NOVOSIBIRSK, February 8. /TASS/. The anti-corruption campaign conducted in Dagestan is not related to politics but stems from the need to obey the law, and it is not tied down to just one region, Kremlin Spokesman Dmitry Peskov told journalists on Thursday.
"The geography of the ongoing anti-corruption campaign is not limited to one region, namely Dagestan in this particular case, it is consistently and intentionally being carried out nationwide," he stressed.
Peskov assured that "the investigative procedures are not tied to politics."
"In this particular case, of course, [the investigators] are guided by legal considerations and the inevitability of punishment for any committed crimes, be it economic or in any another sphere," he noted.
"Therefore, everything must be left to the investigative authorities, and ultimately to judicial bodies, which are able and authorized to decide on the illegality of certain actions," Peskov explained.
On Monday, acting head of Dagestan Vladimir Vasilyev dismissed the regional government following the detention of the region’s acting Prime Minister Abdusamad Gamidov and his two acting deputies Shamil Isaev and Rayudin Yusufov. Detectives are charging them and Dagestani ex-Minister of Education Shakhabas Shakhov with embezzling funds earmarked from the region's budget for local social programs. The suspects embezzled sums totaling 95 million rulbes ($1.6 mln). Investigators earlier detained Makhachkala Mayor Musa Musayev and the city’s chief architect Magomedrasul Gitinov on charges of abusing power while transferring land plots in the republic’s capital. On Wednesday, the People's Assembly of Dagestan (the republic’s parliament) approved the appointment of Tatarstan’s ex-Economy Minister Artyom Zdunov as Prime Minister of the North Caucasian republic.
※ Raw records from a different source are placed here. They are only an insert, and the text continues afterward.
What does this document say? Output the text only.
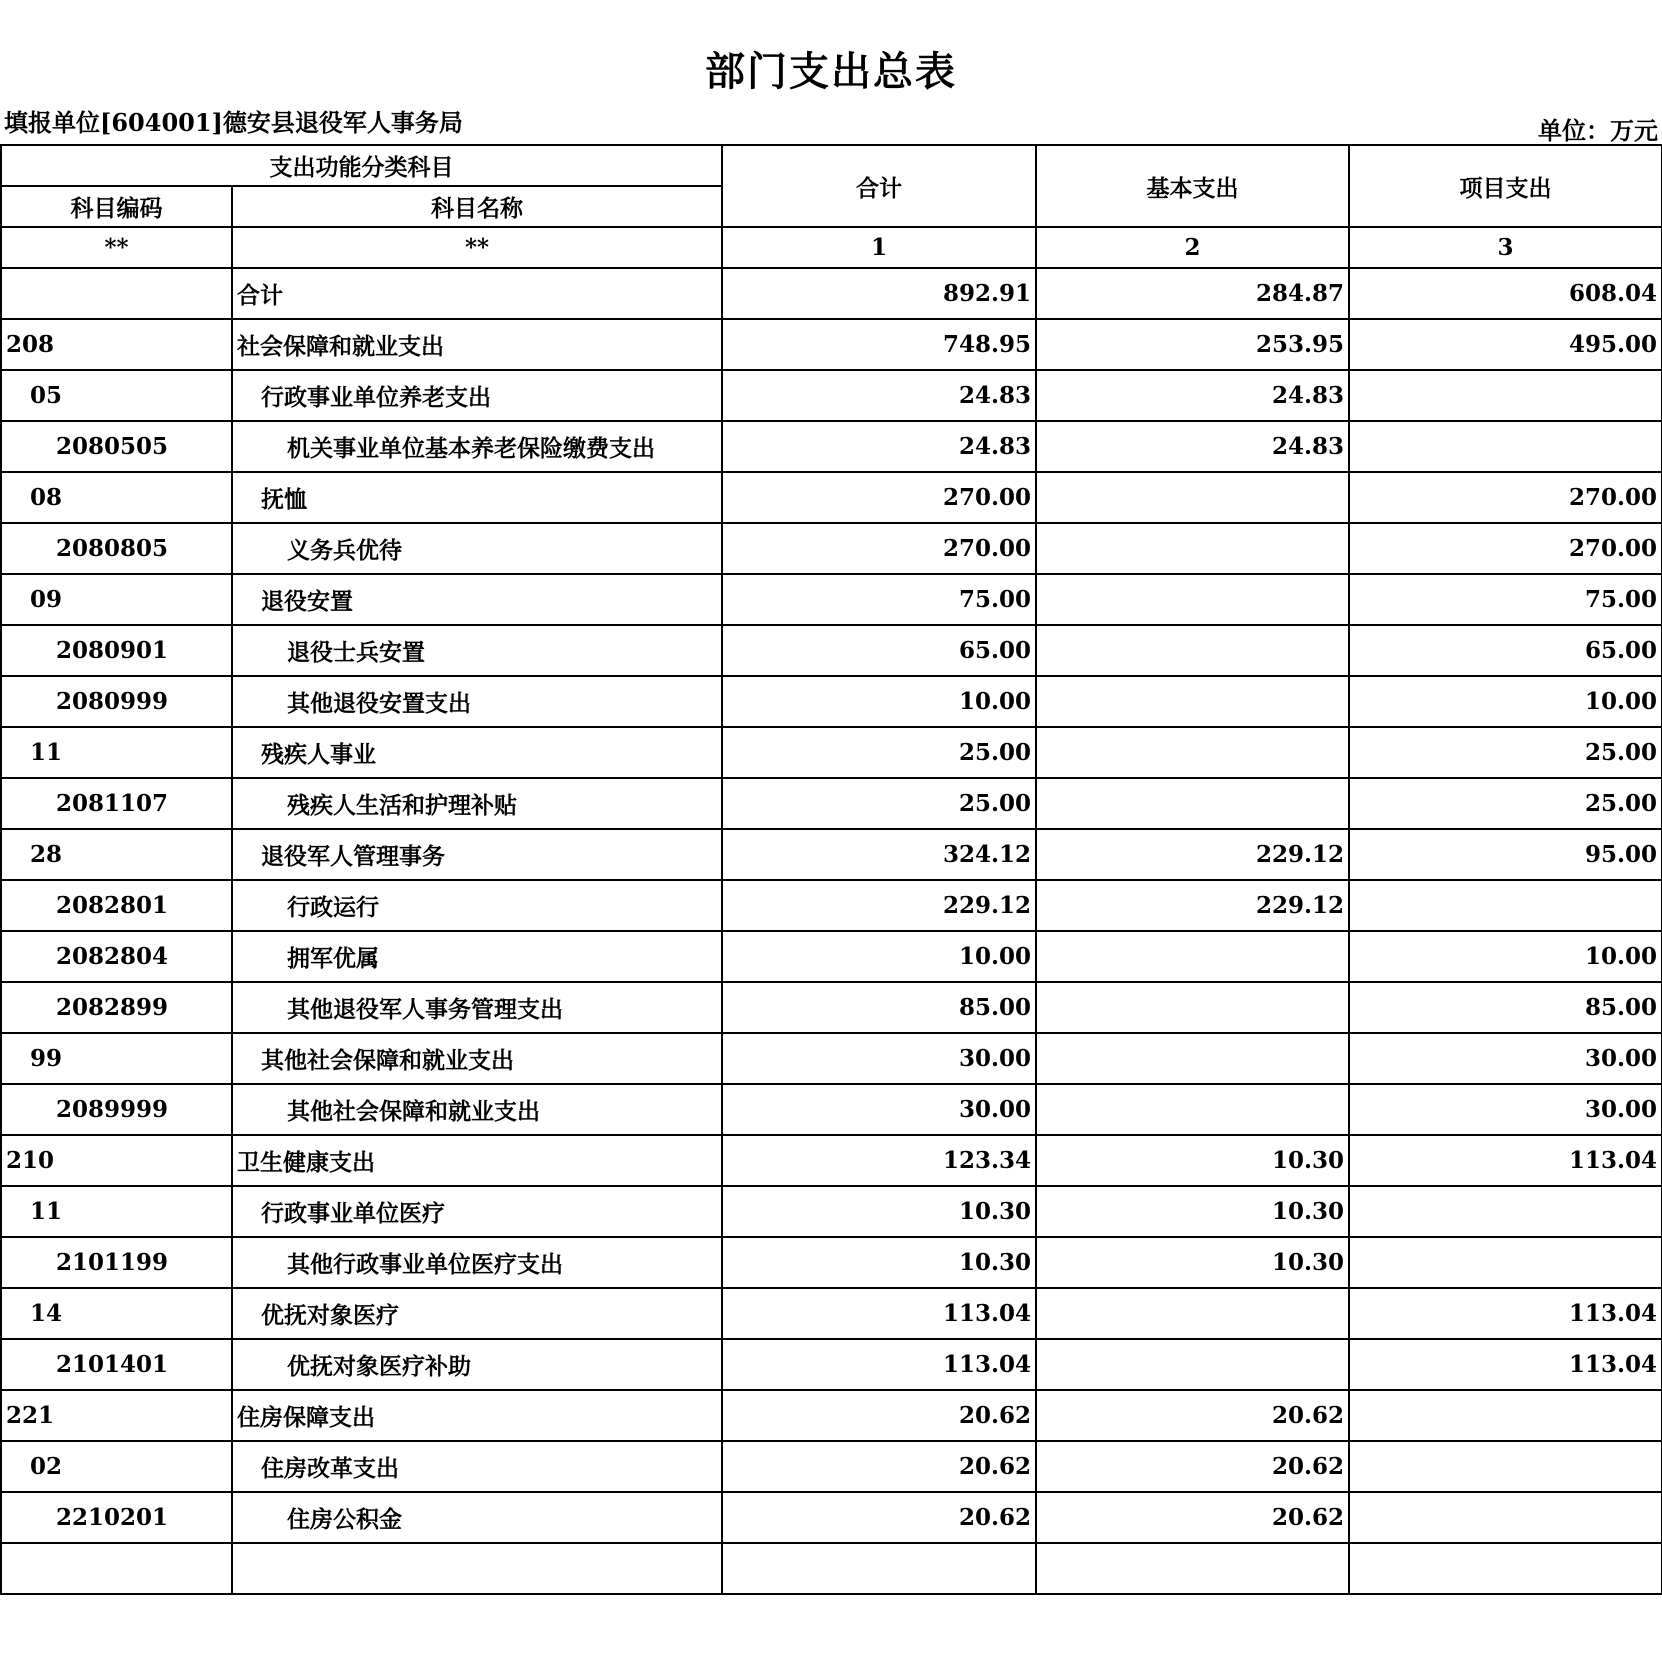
部门支出总表
填报单位[604001]德安县退役军人事务局	单位：万元
支出功能分类科目		合计	基本支出	项目支出
科目编码	科目名称			
**	**	1	2	3
	合计	892.91	284.87	608.04
208	社会保障和就业支出	748.95	253.95	495.00
05	行政事业单位养老支出	24.83	24.83	
2080505	机关事业单位基本养老保险缴费支出	24.83	24.83	
08	抚恤	270.00		270.00
2080805	义务兵优待	270.00		270.00
09	退役安置	75.00		75.00
2080901	退役士兵安置	65.00		65.00
2080999	其他退役安置支出	10.00		10.00
11	残疾人事业	25.00		25.00
2081107	残疾人生活和护理补贴	25.00		25.00
28	退役军人管理事务	324.12	229.12	95.00
2082801	行政运行	229.12	229.12	
2082804	拥军优属	10.00		10.00
2082899	其他退役军人事务管理支出	85.00		85.00
99	其他社会保障和就业支出	30.00		30.00
2089999	其他社会保障和就业支出	30.00		30.00
210	卫生健康支出	123.34	10.30	113.04
11	行政事业单位医疗	10.30	10.30	
2101199	其他行政事业单位医疗支出	10.30	10.30	
14	优抚对象医疗	113.04		113.04
2101401	优抚对象医疗补助	113.04		113.04
221	住房保障支出	20.62	20.62	
02	住房改革支出	20.62	20.62	
2210201	住房公积金	20.62	20.62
The above developments in the region are unfolding amid the ongoing work of a special commission, which since late January has been examining Dagestan’s compliance with law. It was also reported that in mid-January the Russian Prosecutor General's Office sent a special group of 38 prosecutors, headed by Deputy Prosecutor General Ivan Sydoruk, to verify the activities of the region’s authorities. The media regularly reports on searches being conducted on the premises of local governmental bodies and even on the region’s department of the Federal Service of Court Bailiffs (FSSP). However, TASS’s sources in law enforcement agencies stressed that these are not searches, but rather operational activities (including seizure of documents), which are part of the probe of the detained officials.